Aucune ville chrétienne ne recèle une telle forteresse. Mais Paris n'est-elle pas la plus grande ville de la chrétienté ?

Ainsi, tout au long du règne de Charles V (1364-1380), se dessine et se précise dans l'âme française le modèle du « bon souverain », lettré (on dira de Charles V qu'il est « le Sage »), entouré de conseillers dévoués – savants eux-mêmes –, prudent mais courageux défenseur du royaume, soucieux du bien commun, et, comme l'écrit sa biographe Christine de Pisan, fille d'un médecin conseiller du roi, « désireux de garder et maintenir, et donner exemple à ses successeurs à venir que par solennel ordre doit se tenir et mener le très digne degré de la haute couronne de France ».

Roi administrateur veillant à la bonne gestion du royaume, il promulgue de Grandes Ordonnances afin d'organiser sa succession – son fils Charles n'a que douze ans en 1380 – en créant un conseil de régence, mais est tout aussi préoccupé de veiller au sort de la forêt française, cette richesse du royaume dont une ordonnance, à compter de 1376, fixe les règles d'exploitation.
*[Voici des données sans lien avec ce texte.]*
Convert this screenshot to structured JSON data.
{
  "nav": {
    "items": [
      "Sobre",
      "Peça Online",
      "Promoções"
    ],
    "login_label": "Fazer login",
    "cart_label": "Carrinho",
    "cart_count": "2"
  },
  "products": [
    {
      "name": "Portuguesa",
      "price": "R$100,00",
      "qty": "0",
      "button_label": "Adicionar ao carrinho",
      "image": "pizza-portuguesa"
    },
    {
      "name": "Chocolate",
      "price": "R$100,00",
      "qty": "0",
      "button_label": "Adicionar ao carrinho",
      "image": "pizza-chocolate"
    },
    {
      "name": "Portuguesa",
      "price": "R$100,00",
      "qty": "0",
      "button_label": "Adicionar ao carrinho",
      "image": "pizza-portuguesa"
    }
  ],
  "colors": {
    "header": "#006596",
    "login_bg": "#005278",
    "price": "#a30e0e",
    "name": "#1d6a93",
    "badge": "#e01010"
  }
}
Ce souverain-là sait écouter son peuple.

Quand des émeutes urbaines – à Montpellier, notamment – et des jacqueries – celles des tuchins qui se mettent sur la touche (1379) – soulèvent le peuple contre le fisc, il réprime mais diminue les impôts. Et, peu avant sa mort, il annonce la suppression des impôts directs, les fouages (calculés par « feux »).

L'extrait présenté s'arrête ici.